Sa condamnation provoque alors de nombreuses réactions internationales : l'Organisation des Nations unies se dit "profondément inquiète", l'Union européenne "très préoccupée" par le caractère disproportionné de la condamnation. Les États-Unis demandent sa libération immédiate et la chancelière allemande Angela Merkel est "consternée". Autant de déclarations perçues comme "de grossières ingérences dans les affaires intérieures chinoises", réplique Pékin.

Fin janvier 2010, Hu Jiwei, ancien rédacteur en chef du Quotidien du peuple, Li Pu, ancien numéro deux de l'agence Chine nouvelle, Dai Huang, un ancien journaliste de cette agence, et He Fang, membre de l'Académie chinoise des sciences sociales, adressent une lettre ouverte aux plus hauts dirigeants du Parti communiste chinois. Tous anciens cadres du PCC, ils plaident la cause de Liu Xiaobo et soulignent qu'il lui est surtout reproché d'avoir proposé à la Chine une structure de "république fédérale", ce qui, au regard de l'histoire du PCC n'a rien de subversif. Les auteurs déclarent "Si le juge viole la Constitution et ne connaît pas l'histoire du Parti [...] et produit des accusations fausses et incorrectes, cela ternira sérieusement l'image du pays et du Parti, et il sera difficile de montrer que la Chine est un pays régi par la loi et une société harmonieuse."

Pression sur les autorités chinoises

Le 18 janvier 2010, Liu Xiaobo est nommé pour le prix Nobel de la paix 2010 par Vaclav Havel, le dalaï-lama, André Glucksmann, Vartan Gregorian, Mike Moore, Karel Schwarzenberg, Desmond Tutu et Grigory Yavlinsky. En réponse, le ministère chinois des Affaires étrangères déclare, par l'intermédiaire de son porte-parole Ma Zhaoxu, qu'attribuer le prix à Liu Xiaobo serait "totalement erroné". Le 25 septembre dernier, le New York Times rapporte qu'une pétition soutenant la nomination de Liu au Nobel circule en Chine.

Aujourd'hui, sa distinction met assurément une pression très forte sur les autorités chinoises alors même que des dissensions de plus en plus patentes apparaissent au sein de l'appareil.

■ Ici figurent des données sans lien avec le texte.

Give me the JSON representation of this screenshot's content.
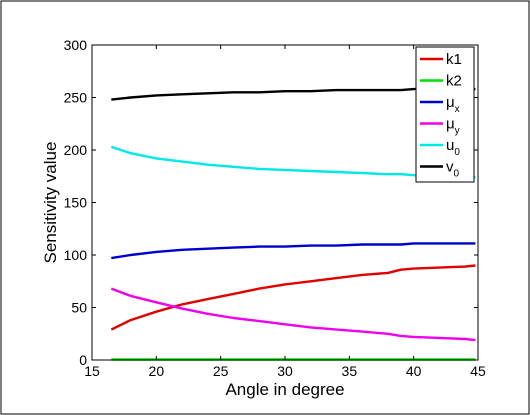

Depuis le mois d'avril, le Premier ministre Wen Jiabao, qui doit en principe passer encore deux ans au pouvoir avant de prendre sa retraite, a multiplié les appels à la réforme politique, considérant que si elle n'avait pas lieu rapidement, les fruits de la réforme économique de la Chine pourraient être mis en question. Mais ses propos ont été censurés à plusieurs reprises, le président Hu Jintao s'étant prononcé en août pour le développement d'un État de droit, mais à un rythme modéré, privilégiant une évolution "socialiste" qui diffère du modèle démocratique occidental. La majorité des autorités chinoises craignent de provoquer une instabilité dans le pays à l'heure où un mécontentement social pour une meilleure redistribution des fruits de la croissance paraît de plus en plus perceptible.

Mercredi, le Premier ministre a, une nouvelle fois, donné l'alerte dans une interview donnée à CNN. Mais les passages concernant la nécessité d'une réforme politique ont été coupés dans les versions chinoises. Cette "affaire" Liu Xiaobo arrive donc à un moment particulièrement délicat pour le régime chinois qui doit se réunir en plénum à partir du 15 octobre pour organiser la grande transition politique de 2012 devant en principe amener au pouvoir une nouvelle génération politique.